5. Gli altri due motivi del ricorso principale possono essere esaminati congiuntamente al ricorso incidentale, trattandosi in tutti i casi d'indagare sulle conseguenze di un eventuale ritardo nel soddisfacimento di crediti ammessi al passivo di un fallimento ed inclusi in un piano di riparto dichiarato esecutivo dal giudice delegato.
S'è già visto come la corte d'appello, pur negando in tal caso la configurabilità di interessi moratori, abbia affermato che il creditore ha diritto di percepire in prededuzione interessi compensativi sul credito inserito nel piano di riparto per il periodo compreso tra la data di esecutività di detto piano e quella del pagamento.
Per verificare la correttezza di siffatte statuizioni occorre muovere da una premessa, per certi aspetti ovvia, e nondimeno indispensabile. 5.1. L'ammissione al passivo del fallimento di un credito vantato nei confronti del fallito e la successiva inclusione nel piano di riparto della somma spettante al creditore ammesso non implicano, sotto alcun profilo, una novazione del credito, ne' in alcun modo lo trasformano in un credito verso la massa. Gli interessi maturati, o da maturare, sono pur sempre accessori del credito del fallito, e perciò, come tali, non possono dar vita ad un autonomo e distinto credito nei confronti della massa.

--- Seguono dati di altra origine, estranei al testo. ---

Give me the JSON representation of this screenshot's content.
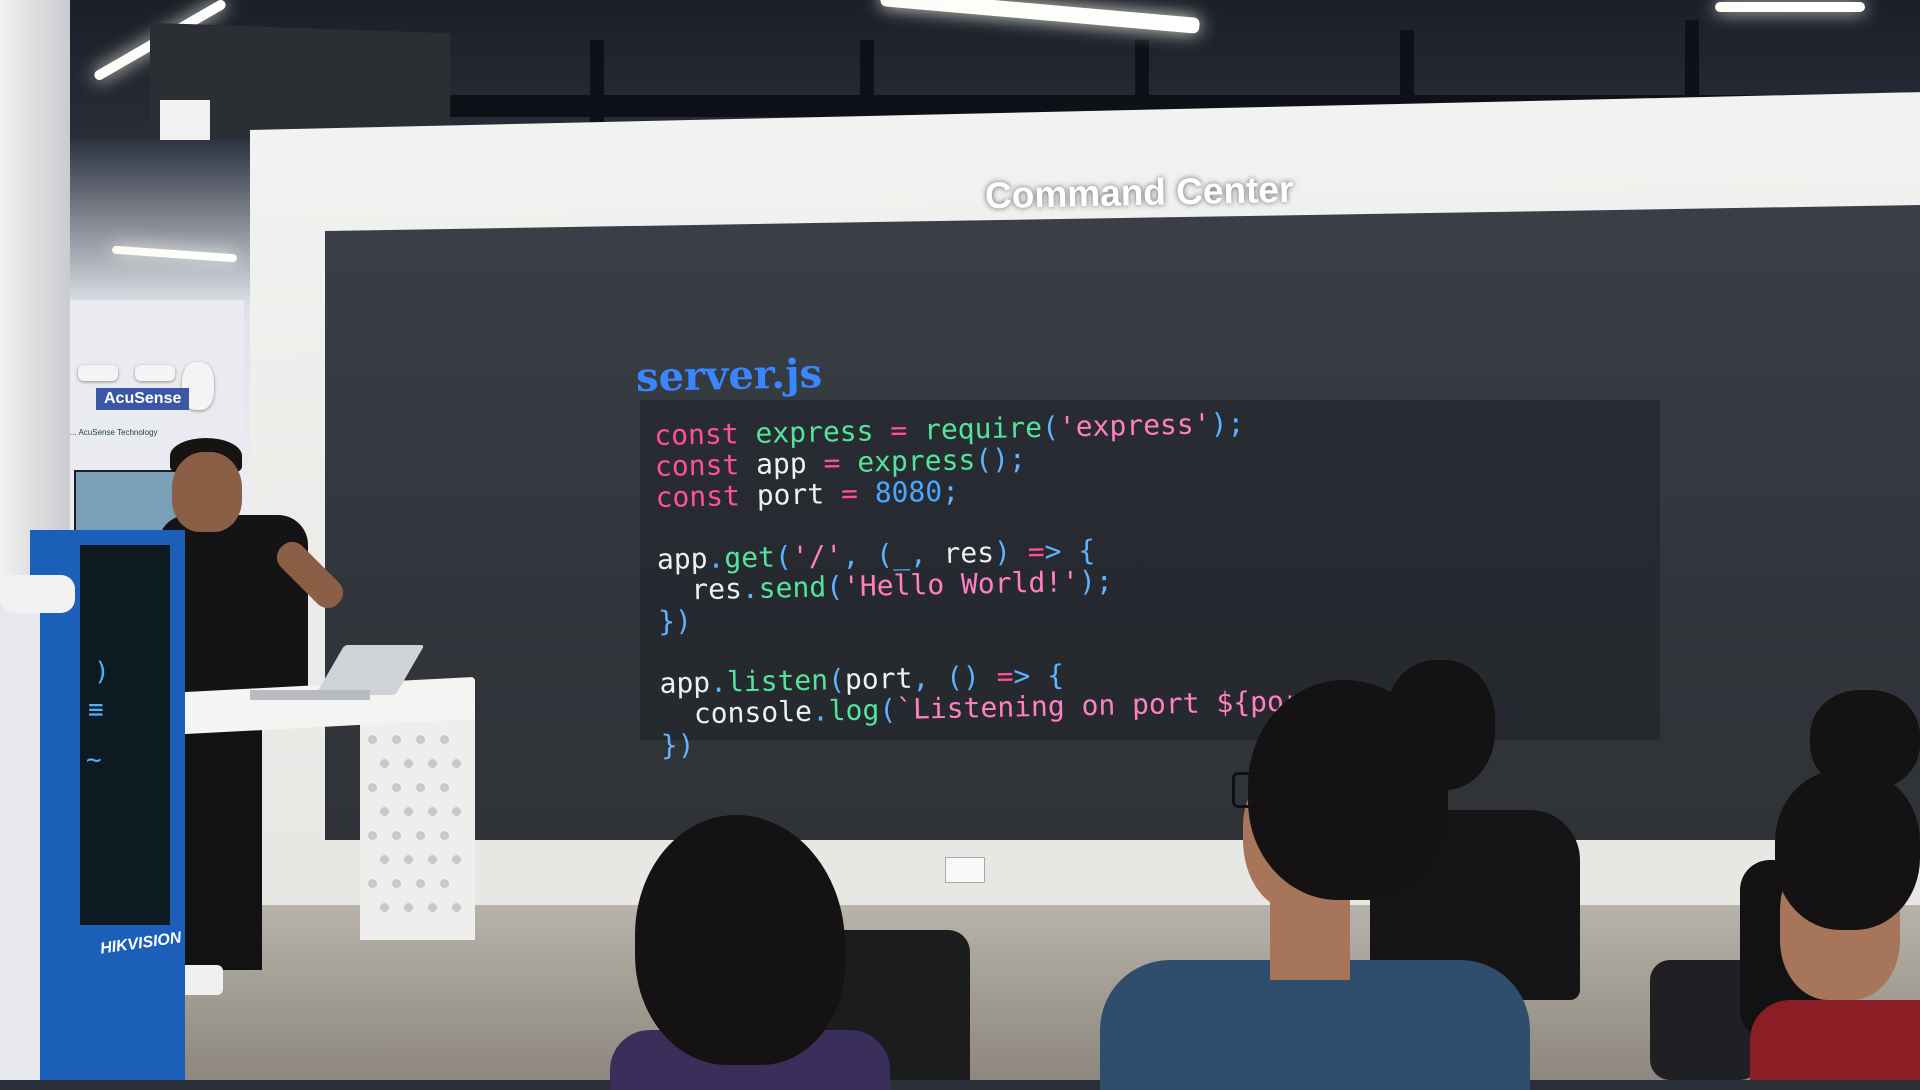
{
  "room": {
    "header_title": "Command Center",
    "wall_sign": "AcuSense",
    "wall_sign_sub": "... AcuSense Technology",
    "kiosk_brand": "HIKVISION"
  },
  "slide": {
    "file_name": "server.js",
    "code_lines": [
      "const express = require('express');",
      "const app = express();",
      "const port = 8080;",
      "",
      "app.get('/', (_, res) => {",
      "  res.send('Hello World!');",
      "})",
      "",
      "app.listen(port, () => {",
      "  console.log(`Listening on port ${port}`);",
      "})"
    ]
  },
  "colors": {
    "keyword": "#ff4f9a",
    "function": "#54e39a",
    "string": "#ff7fc2",
    "number": "#48a8ff",
    "punctuation": "#5fb2ff",
    "file_name": "#3a86ff",
    "screen_bg": "#363a41"
  }
}
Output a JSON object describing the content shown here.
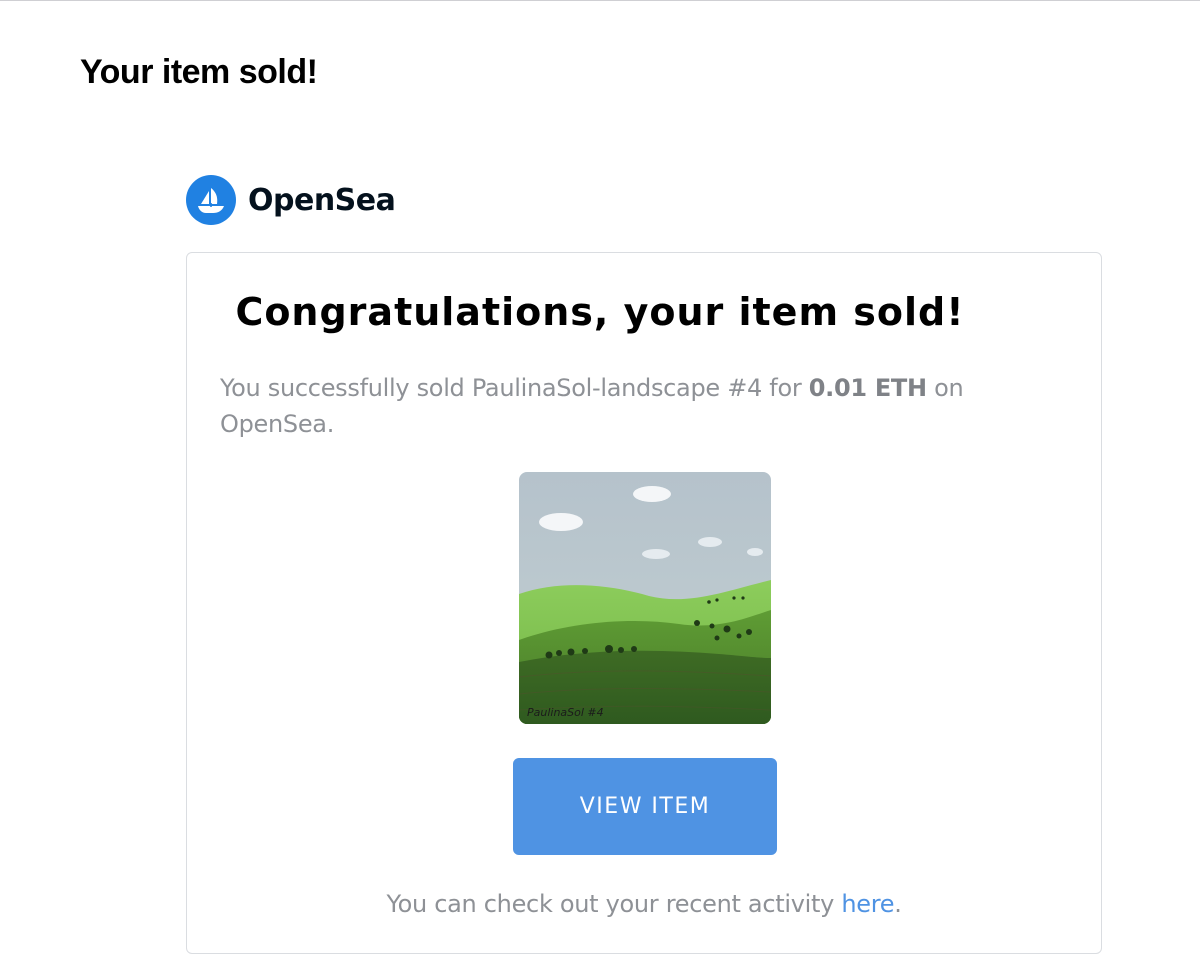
{
  "email": {
    "subject": "Your item sold!"
  },
  "brand": {
    "name": "OpenSea",
    "logo_icon": "opensea-boat-icon",
    "logo_color": "#2081e2"
  },
  "card": {
    "title": "Congratulations, your item sold!",
    "message_prefix": "You successfully sold PaulinaSol-landscape #4 for",
    "price": "0.01 ETH",
    "message_suffix": "on OpenSea.",
    "item_image": {
      "signature": "PaulinaSol #4"
    },
    "view_button_label": "VIEW ITEM",
    "view_button_color": "#4f93e3",
    "footer_prefix": "You can check out your recent activity",
    "footer_link_label": "here",
    "footer_suffix": "."
  }
}
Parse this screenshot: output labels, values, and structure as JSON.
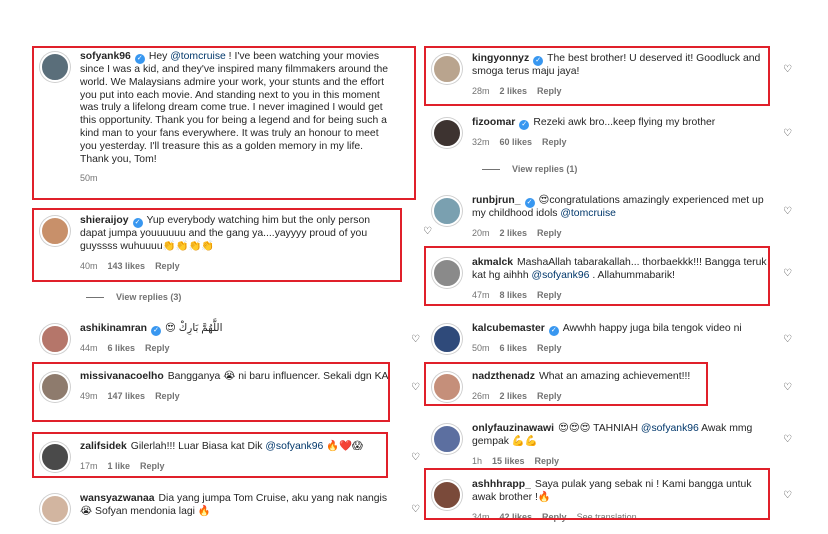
{
  "left": {
    "comments": [
      {
        "user": "sofyank96",
        "verified": true,
        "text_pre": "Hey ",
        "mention": "@tomcruise",
        "text_post": " ! I've been watching your movies since I was a kid, and they've inspired many filmmakers around the world. We Malaysians admire your work, your stunts and the effort you put into each movie. And standing next to you in this moment was truly a lifelong dream come true. I never imagined I would get this opportunity. Thank you for being a legend and for being such a kind man to your fans everywhere. It was truly an honour to meet you yesterday. I'll treasure this as a golden memory in my life. Thank you, Tom!",
        "time": "50m",
        "likes": "",
        "reply": ""
      },
      {
        "user": "shieraijoy",
        "verified": true,
        "text_pre": "Yup everybody watching him but the only person dapat jumpa youuuuuu and the gang ya....yayyyy proud of you guyssss wuhuuuu👏👏👏👏",
        "time": "40m",
        "likes": "143 likes",
        "reply": "Reply"
      },
      {
        "user": "ashikinamran",
        "verified": true,
        "text_pre": "😍 اللَّهُمَّ بَارِكْ",
        "time": "44m",
        "likes": "6 likes",
        "reply": "Reply"
      },
      {
        "user": "missivanacoelho",
        "text_pre": "Bangganya 😭 ni baru influencer. Sekali dgn KA",
        "time": "49m",
        "likes": "147 likes",
        "reply": "Reply"
      },
      {
        "user": "zalifsidek",
        "text_pre": "Gilerlah!!! Luar Biasa kat Dik ",
        "mention": "@sofyank96",
        "text_post": " 🔥❤️😱",
        "time": "17m",
        "likes": "1 like",
        "reply": "Reply"
      },
      {
        "user": "wansyazwanaa",
        "text_pre": "Dia yang jumpa Tom Cruise, aku yang nak nangis 😭 Sofyan mendonia lagi 🔥",
        "time": "",
        "likes": "",
        "reply": ""
      }
    ],
    "view_replies": "View replies (3)"
  },
  "right": {
    "comments": [
      {
        "user": "kingyonnyz",
        "verified": true,
        "text_pre": "The best brother! U deserved it! Goodluck and smoga terus maju jaya!",
        "time": "28m",
        "likes": "2 likes",
        "reply": "Reply"
      },
      {
        "user": "fizoomar",
        "verified": true,
        "text_pre": "Rezeki awk bro...keep flying my brother",
        "time": "32m",
        "likes": "60 likes",
        "reply": "Reply"
      },
      {
        "user": "runbjrun_",
        "verified": true,
        "text_pre": "😍congratulations amazingly experienced met up my childhood idols ",
        "mention": "@tomcruise",
        "time": "20m",
        "likes": "2 likes",
        "reply": "Reply"
      },
      {
        "user": "akmalck",
        "text_pre": "MashaAllah tabarakallah... thorbaekkk!!! Bangga teruk kat hg aihhh ",
        "mention": "@sofyank96",
        "text_post": " . Allahummabarik!",
        "time": "47m",
        "likes": "8 likes",
        "reply": "Reply"
      },
      {
        "user": "kalcubemaster",
        "verified": true,
        "text_pre": "Awwhh happy juga bila tengok video ni",
        "time": "50m",
        "likes": "6 likes",
        "reply": "Reply"
      },
      {
        "user": "nadzthenadz",
        "text_pre": "What an amazing achievement!!!",
        "time": "26m",
        "likes": "2 likes",
        "reply": "Reply"
      },
      {
        "user": "onlyfauzinawawi",
        "text_pre": "😍😍😍 TAHNIAH ",
        "mention": "@sofyank96",
        "text_post": " Awak mmg gempak 💪💪",
        "time": "1h",
        "likes": "15 likes",
        "reply": "Reply"
      },
      {
        "user": "ashhhrapp_",
        "text_pre": "Saya pulak yang sebak ni ! Kami bangga untuk awak brother !🔥",
        "time": "34m",
        "likes": "42 likes",
        "reply": "Reply",
        "extra": "See translation"
      }
    ],
    "view_replies": "View replies (1)"
  },
  "heart_icon": "♡"
}
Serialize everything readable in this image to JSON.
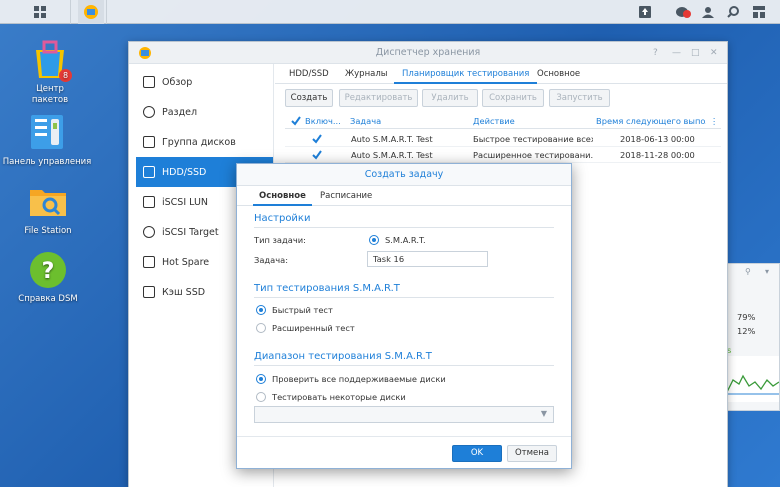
{
  "desktop": {
    "icons": [
      {
        "label_line1": "Центр",
        "label_line2": "пакетов",
        "badge": "8"
      },
      {
        "label": "Панель управления"
      },
      {
        "label": "File Station"
      },
      {
        "label": "Справка DSM"
      }
    ]
  },
  "widget": {
    "val1": "79%",
    "val2": "12%",
    "letter": "s"
  },
  "window": {
    "title": "Диспетчер хранения",
    "sidebar": [
      {
        "label": "Обзор"
      },
      {
        "label": "Раздел"
      },
      {
        "label": "Группа дисков"
      },
      {
        "label": "HDD/SSD"
      },
      {
        "label": "iSCSI LUN"
      },
      {
        "label": "iSCSI Target"
      },
      {
        "label": "Hot Spare"
      },
      {
        "label": "Кэш SSD"
      }
    ],
    "tabs": [
      "HDD/SSD",
      "Журналы",
      "Планировщик тестирования",
      "Основное"
    ],
    "toolbar": [
      "Создать",
      "Редактировать",
      "Удалить",
      "Сохранить",
      "Запустить"
    ],
    "columns": [
      "Включ...",
      "Задача",
      "Действие",
      "Время следующего выпол..."
    ],
    "rows": [
      {
        "task": "Auto S.M.A.R.T. Test",
        "action": "Быстрое тестирование всех...",
        "time": "2018-06-13 00:00"
      },
      {
        "task": "Auto S.M.A.R.T. Test",
        "action": "Расширенное тестировани...",
        "time": "2018-11-28 00:00"
      }
    ]
  },
  "dialog": {
    "title": "Создать задачу",
    "tabs": [
      "Основное",
      "Расписание"
    ],
    "section_settings": "Настройки",
    "task_type_label": "Тип задачи:",
    "task_type_value": "S.M.A.R.T.",
    "task_label": "Задача:",
    "task_value": "Task 16",
    "section_test_type": "Тип тестирования S.M.A.R.T",
    "quick_test": "Быстрый тест",
    "extended_test": "Расширенный тест",
    "section_range": "Диапазон тестирования S.M.A.R.T",
    "check_all": "Проверить все поддерживаемые диски",
    "test_some": "Тестировать некоторые диски",
    "ok": "OK",
    "cancel": "Отмена"
  },
  "colors": {
    "accent": "#1e7fd8",
    "desktop": "#2f6fc0"
  }
}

I debiti di massa, nell'accezione comunemente accolta di questa espressione, sono infatti quelli che trovano la loro causa nelle esigenze di svolgimento della stessa procedura concorsuale e quindi, di regola, in atti posti in essere dagli organi della procedura; il che sicuramente non può dirsi per gli interessi maturati sui debiti del fallito, la cui causa è pur sempre da ricercare
nell'obbligazione principale alla quale accedono. Quanto alla massa, la configurabilità di interessi compensativi (o di interessi corrispettivi) non è neppure ipotizzabile, perché detti interessi si ricollegano ad un rapporto che non vede come parti contrapposte il creditore ed il fallimento.
I crediti per interessi sulle obbligazioni del fallito, d'altro canto, sono disciplinati dalla L. Fall., artt. 54 e 55: il decorso degli interessi legali o convenzionali è sospeso, agli effetti del concorso, salvo che per i crediti garantiti da pegno, ipoteca o privilegio. Per questi ultimi, in particolare, anche prima che fosse dichiarato incostituzionale il comma 3 del citato art. 54 - nella parte in cui non richiamava anche nel fallimento l'estensione del diritto di prelazione agli interessi prevista dall'art. 2749 c.c., per i crediti muniti di privilegio generale o speciale (Corte cost., 28 maggio 2001, n. 162) - ed anche prima delle modifiche apportate dal D.Lgs. n. 5 del 2006, la prevalente giurisprudenza, ed in particolare quella di legittimità, riteneva che gli interessi continuassero a maturare dopo l'inizio della procedura concorsuale, cessando però poi di decorrere gradualmente e proporzionalmente man mano che fosse liquidato il patrimonio mobiliare del debitore (cfr., per tutte, Cass., 15 marzo 1982, n. 1670).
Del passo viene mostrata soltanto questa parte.